The most relentlessly violent persecution of the church today is in Sudan. The largest country in Africa is still in the grip of the longest war of this century. Since 1955 the Muslim Arab North has been attacking the Black South.

Rolling Back the Islamic Offensive

The Islamic offensive against Christianity in Sudan cannot succeed. The number of Christians in Sudan has increased from 2% in 1955 to 20% today. And in the South, Christians now form a majority.

Muslims are coming to Christ in Sudan in unprecedented numbers. One commander defected with his whole battalion of government troops to the SPLA. I have heard defectors tell me personally: “We want to become Christians. We want to fight for the South!”

The reasons for this massive turning to Christ in Sudan are threefold: Firstly, the extreme harshness and cruelty of the National Islamic Front (NIF) regime is repelling Muslims.

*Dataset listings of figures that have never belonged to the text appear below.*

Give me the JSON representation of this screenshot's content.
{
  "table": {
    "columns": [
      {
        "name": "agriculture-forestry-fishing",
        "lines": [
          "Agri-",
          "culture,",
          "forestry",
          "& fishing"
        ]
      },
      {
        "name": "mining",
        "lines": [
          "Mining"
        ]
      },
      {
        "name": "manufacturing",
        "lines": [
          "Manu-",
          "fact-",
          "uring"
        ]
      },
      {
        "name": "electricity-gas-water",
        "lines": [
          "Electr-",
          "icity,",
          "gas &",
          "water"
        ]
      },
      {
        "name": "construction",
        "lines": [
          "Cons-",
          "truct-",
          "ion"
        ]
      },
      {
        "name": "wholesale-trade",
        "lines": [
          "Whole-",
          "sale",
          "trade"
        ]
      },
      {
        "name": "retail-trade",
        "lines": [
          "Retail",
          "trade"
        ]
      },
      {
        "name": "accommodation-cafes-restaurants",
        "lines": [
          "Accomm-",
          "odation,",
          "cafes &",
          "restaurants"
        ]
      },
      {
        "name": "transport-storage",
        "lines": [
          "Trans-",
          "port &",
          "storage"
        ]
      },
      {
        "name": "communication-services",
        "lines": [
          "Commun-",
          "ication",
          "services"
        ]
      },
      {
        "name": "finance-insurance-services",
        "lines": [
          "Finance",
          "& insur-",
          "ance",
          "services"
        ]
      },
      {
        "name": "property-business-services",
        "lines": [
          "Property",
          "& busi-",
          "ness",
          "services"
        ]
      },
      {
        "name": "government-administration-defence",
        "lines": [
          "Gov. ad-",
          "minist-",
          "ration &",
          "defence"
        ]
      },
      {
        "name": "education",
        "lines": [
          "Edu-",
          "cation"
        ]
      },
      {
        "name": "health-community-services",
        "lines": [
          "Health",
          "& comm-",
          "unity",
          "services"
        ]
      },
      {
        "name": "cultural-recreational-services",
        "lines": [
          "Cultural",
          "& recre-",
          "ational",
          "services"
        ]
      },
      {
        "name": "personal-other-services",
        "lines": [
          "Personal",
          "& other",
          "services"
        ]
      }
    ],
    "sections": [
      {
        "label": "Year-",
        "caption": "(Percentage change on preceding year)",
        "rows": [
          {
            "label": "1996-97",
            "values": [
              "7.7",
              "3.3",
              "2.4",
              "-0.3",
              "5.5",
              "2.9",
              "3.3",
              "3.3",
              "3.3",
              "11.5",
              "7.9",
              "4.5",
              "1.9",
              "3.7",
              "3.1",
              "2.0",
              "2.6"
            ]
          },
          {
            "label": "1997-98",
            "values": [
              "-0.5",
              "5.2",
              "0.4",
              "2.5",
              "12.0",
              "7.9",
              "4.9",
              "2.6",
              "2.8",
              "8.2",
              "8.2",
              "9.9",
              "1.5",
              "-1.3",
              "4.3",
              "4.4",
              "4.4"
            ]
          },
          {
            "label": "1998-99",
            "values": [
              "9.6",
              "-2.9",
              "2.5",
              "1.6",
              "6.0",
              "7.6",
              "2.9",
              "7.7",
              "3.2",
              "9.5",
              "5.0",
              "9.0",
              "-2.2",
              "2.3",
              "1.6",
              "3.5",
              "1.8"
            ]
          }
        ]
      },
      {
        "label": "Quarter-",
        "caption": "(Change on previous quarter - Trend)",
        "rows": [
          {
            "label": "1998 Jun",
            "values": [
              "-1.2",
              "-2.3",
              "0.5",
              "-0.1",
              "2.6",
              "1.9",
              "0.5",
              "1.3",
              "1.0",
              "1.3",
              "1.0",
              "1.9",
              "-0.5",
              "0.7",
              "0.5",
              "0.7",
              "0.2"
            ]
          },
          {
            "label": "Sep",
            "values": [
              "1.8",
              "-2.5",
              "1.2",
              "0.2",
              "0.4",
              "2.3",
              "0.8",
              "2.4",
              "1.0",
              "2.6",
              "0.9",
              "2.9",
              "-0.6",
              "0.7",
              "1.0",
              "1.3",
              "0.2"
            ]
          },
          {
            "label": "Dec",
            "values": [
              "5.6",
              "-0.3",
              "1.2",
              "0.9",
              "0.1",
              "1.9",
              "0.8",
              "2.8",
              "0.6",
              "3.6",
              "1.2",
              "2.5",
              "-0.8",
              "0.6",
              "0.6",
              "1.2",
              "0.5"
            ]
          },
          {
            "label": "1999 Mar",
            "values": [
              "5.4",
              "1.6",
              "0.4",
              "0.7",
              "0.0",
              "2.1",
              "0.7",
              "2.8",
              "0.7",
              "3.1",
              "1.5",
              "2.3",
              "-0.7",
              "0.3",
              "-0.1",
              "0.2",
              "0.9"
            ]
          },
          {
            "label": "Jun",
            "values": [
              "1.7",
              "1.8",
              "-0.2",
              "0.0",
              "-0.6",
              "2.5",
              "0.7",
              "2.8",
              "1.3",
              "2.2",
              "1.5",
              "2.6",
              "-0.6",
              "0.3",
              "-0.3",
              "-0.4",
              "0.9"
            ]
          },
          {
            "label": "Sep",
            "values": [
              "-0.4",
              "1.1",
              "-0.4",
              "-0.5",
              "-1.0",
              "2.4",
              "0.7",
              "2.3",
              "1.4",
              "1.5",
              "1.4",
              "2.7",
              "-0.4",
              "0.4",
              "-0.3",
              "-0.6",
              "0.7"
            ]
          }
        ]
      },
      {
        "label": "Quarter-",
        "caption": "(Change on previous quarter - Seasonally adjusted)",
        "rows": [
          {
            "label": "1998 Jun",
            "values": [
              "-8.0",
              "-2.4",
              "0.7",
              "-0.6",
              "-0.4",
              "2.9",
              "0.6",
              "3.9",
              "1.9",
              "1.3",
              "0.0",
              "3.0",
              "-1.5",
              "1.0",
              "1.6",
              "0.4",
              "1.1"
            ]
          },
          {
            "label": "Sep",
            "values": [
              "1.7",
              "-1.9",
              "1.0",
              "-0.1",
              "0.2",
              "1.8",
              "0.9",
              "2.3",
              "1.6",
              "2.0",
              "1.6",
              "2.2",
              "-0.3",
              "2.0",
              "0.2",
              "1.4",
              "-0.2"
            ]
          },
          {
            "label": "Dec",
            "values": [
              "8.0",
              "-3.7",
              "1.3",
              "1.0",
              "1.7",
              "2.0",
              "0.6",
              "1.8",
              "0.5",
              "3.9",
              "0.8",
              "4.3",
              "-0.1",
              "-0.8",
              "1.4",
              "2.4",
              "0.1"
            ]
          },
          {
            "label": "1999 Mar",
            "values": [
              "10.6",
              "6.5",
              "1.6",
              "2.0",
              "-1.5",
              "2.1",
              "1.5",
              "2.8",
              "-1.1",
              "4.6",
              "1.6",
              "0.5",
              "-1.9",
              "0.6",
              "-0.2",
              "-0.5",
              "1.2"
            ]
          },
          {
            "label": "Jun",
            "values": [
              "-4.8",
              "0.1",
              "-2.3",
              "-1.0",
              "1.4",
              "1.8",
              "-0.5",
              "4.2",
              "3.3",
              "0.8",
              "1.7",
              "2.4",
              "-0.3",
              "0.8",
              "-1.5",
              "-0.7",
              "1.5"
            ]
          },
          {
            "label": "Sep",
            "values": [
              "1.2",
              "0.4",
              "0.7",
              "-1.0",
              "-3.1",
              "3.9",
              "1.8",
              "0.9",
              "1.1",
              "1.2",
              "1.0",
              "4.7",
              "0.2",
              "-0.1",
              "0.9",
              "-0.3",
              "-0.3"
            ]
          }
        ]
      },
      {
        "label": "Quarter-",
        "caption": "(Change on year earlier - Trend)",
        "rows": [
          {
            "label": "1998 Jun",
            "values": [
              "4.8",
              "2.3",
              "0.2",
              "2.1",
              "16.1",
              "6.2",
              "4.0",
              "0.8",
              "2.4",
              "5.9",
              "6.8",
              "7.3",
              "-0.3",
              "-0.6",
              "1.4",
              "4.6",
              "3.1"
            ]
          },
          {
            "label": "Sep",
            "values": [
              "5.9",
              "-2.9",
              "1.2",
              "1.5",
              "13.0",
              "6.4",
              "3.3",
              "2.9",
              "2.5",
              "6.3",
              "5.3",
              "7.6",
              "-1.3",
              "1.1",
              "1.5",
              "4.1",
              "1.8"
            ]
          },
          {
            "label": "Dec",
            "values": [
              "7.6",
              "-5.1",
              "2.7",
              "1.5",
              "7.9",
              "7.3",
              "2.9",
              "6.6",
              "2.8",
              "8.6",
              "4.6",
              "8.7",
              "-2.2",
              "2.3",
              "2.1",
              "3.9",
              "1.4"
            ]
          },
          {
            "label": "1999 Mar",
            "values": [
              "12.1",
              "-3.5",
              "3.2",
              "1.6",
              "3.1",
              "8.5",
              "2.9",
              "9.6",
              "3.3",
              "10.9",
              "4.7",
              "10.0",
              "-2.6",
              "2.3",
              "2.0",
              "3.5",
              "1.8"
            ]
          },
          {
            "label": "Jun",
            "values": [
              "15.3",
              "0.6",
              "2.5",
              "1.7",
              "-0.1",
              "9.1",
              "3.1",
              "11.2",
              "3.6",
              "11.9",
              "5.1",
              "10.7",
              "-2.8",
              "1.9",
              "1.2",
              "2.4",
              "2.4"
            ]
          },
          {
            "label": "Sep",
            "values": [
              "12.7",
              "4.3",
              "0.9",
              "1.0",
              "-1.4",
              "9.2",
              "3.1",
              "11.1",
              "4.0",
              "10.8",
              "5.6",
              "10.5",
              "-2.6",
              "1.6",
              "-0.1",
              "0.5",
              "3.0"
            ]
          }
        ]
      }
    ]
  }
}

Secondly, the resilience and courage of the Christians is attracting Muslims. Thirdly, in Sudan converts from Islam have a place where they can flee to – where they can enjoy religious freedom. As the SPLA resistance movement wins more territory, we can expect even more Muslims to take advantage of the protection this can offer them to come to Christ without the fear of being executed by the Muslim government of Sudan.

The desperate needs and challenging opportunities for ministry in Sudan are overwhelming. God is clearly doing an incredible work of grace in Sudan and it is our privilege to serve His suffering Church.

You may ask: “What can I do?”

1. Be informed. “My people are destroyed from lack of knowledge” Hosea 4:6. Obtain the new edition of our book. Faith Under Fire in Sudan, and other reports in Frontline Fellowship News on Sudan. Pass on copies of this information to editors, pastors and congressmen.
2. Be interceding. “Remember the prisoners as if chained with them . . .” Hebrews 13:3. Pray for the persecuted. Encourage your pastor to pray for the persecuted from the pulpit.
3. Be involved. “In as much as you did it to one of the least of these My brethren, you did it to Me” Matthew 25:40. 
Speak up for the persecuted. Write letters to the editor of your local magazine or newspaper. Write to your elected representative urging pressure on the persecutors and assistance to the persecuted. Organise donations of Bibles, medicines or other essentials.

The Christian Church in Southern Sudan is on the very frontline of the fight for faith and freedom. We can strengthen the Christians in Sudan to not only survive the severe persecution, but to win their persecutors to Christ. We are making disciples of the emerging New Sudan.

Just in the last 3 years, in Sudan alone, Frontline Fellowship has delivered over 90 000 Bibles and Christian books in 21 languages. We have also conducted over 1 000 services and meetings inside Sudan including Pastors Training Courses, Medical Workshops, Biblical Worldview Seminars, God and Government Seminars, Reformation and Revival Seminars and Muslim Evangelism Workshops.

We can have a part in helping to make history in the Middle East. We can roll back the southward expansion of Islam and reclaim Sudan for Christ.